Photo: © iStock.com / wildpixel (Image ID# 1145766838)We began this lentiest of all Lents the way we begin lent every year:

Remember that you are God’s beloved dust
And to God’s beloved dust you will return.

Many of us chose indulgences to “give up” or disciplines to adopt during the season, hoping to deepen our spiritual lives, and connect with our own souls and with the Holy Mystery to which we all belong.

And then along came the coronavirus. Sneaking in around the edges at first, adding a bit of background noise, a gentle hum of anxiety, which has grown from day to day until now, when every facet of our lives is affected by our attempts to limit the spread, to keep ourselves and others safe.

Instead of giving up sugar or pasta or potato chips, we have had to give up the casual indulgence of popping into the store for a few things just because the whim took us for something not already in the house. Instead of giving up social media, we have become dependent on our computers and smart phones to see each other’s faces, have had to learn the ins and outs of apps we’d never used before. Instead of giving up one small indulgence, instead of adopting one special discipline, our lives have been reoriented. Stuck at home (safe at home) we’ve had to give up all kinds of things we take for granted: the work spaces and recreation spaces and service spaces that give shape to our lives. Face to face contact with the people who give meaning to our lives.

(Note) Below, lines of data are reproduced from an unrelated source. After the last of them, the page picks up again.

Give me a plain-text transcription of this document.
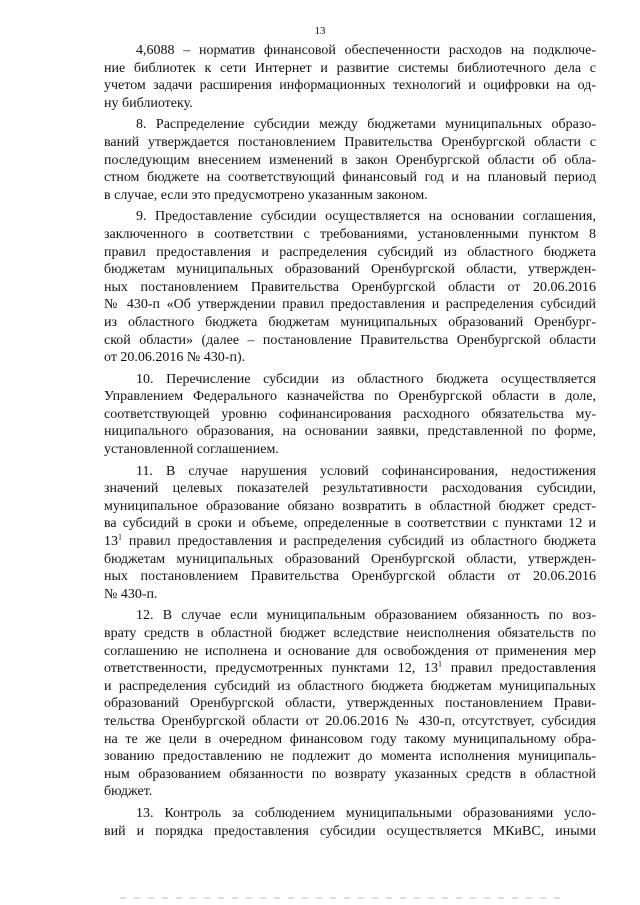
13

4,6088 – норматив финансовой обеспеченности расходов на подключе-
ние библиотек к сети Интернет и развитие системы библиотечного дела с
учетом задачи расширения информационных технологий и оцифровки на од-
ну библиотеку.

8. Распределение субсидии между бюджетами муниципальных образо-
ваний утверждается постановлением Правительства Оренбургской области с
последующим внесением изменений в закон Оренбургской области об обла-
стном бюджете на соответствующий финансовый год и на плановый период
в случае, если это предусмотрено указанным законом.

9. Предоставление субсидии осуществляется на основании соглашения,
заключенного в соответствии с требованиями, установленными пунктом 8
правил предоставления и распределения субсидий из областного бюджета
бюджетам муниципальных образований Оренбургской области, утвержден-
ных постановлением Правительства Оренбургской области от 20.06.2016
№ 430-п «Об утверждении правил предоставления и распределения субсидий
из областного бюджета бюджетам муниципальных образований Оренбург-
ской области» (далее – постановление Правительства Оренбургской области
от 20.06.2016 № 430-п).

10. Перечисление субсидии из областного бюджета осуществляется
Управлением Федерального казначейства по Оренбургской области в доле,
соответствующей уровню софинансирования расходного обязательства му-
ниципального образования, на основании заявки, представленной по форме,
установленной соглашением.

11. В случае нарушения условий софинансирования, недостижения
значений целевых показателей результативности расходования субсидии,
муниципальное образование обязано возвратить в областной бюджет средст-
ва субсидий в сроки и объеме, определенные в соответствии с пунктами 12 и
$13^1$ правил предоставления и распределения субсидий из областного бюджета
бюджетам муниципальных образований Оренбургской области, утвержден-
ных постановлением Правительства Оренбургской области от 20.06.2016
№ 430-п.

12. В случае если муниципальным образованием обязанность по воз-
врату средств в областной бюджет вследствие неисполнения обязательств по
соглашению не исполнена и основание для освобождения от применения мер
ответственности, предусмотренных пунктами 12, $13^1$ правил предоставления
и распределения субсидий из областного бюджета бюджетам муниципальных
образований Оренбургской области, утвержденных постановлением Прави-
тельства Оренбургской области от 20.06.2016 № 430-п, отсутствует, субсидия
на те же цели в очередном финансовом году такому муниципальному обра-
зованию предоставлению не подлежит до момента исполнения муниципаль-
ным образованием обязанности по возврату указанных средств в областной
бюджет.

13. Контроль за соблюдением муниципальными образованиями усло-
вий и порядка предоставления субсидии осуществляется МКиВС, иными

In this lentiest of all Lents we are pared back to essentials: love and wonder in the face of human suffering and resilience.

It can be tempting to try to find reasons for the pandemic. I read attempts from every stream of American religious life trying to do just that: from “Covid 19 is a punishment for America’s personal moral failings” to “Covid 19 is the earth healing itself of humanity’s excess consumption.” None of the “explanations” I’ve read are remotely satisfying to me.

As N.T. Wright wrote recently, Christianity has no answers for times like this. Instead we have the tradition of lament, and the trust that God, present in Jesus weeping at the tomb of Lazarus, is present now in the Spirit, weeping and hoping with us.

As the Spirit laments within us, so we become, even in our self-isolation, small shrines where the presence and healing love of God can dwell. And out of that there can emerge new possibilities, new acts of kindness, new scientific understanding, new hope. (from “Christianity Offers No Answers About the Coronavirus. It's Not Supposed To.” by N. T. Wright, Time Online).

As we move now into the mystery of holy week and Easter, from our separate homes, let us go together, in love and wonder.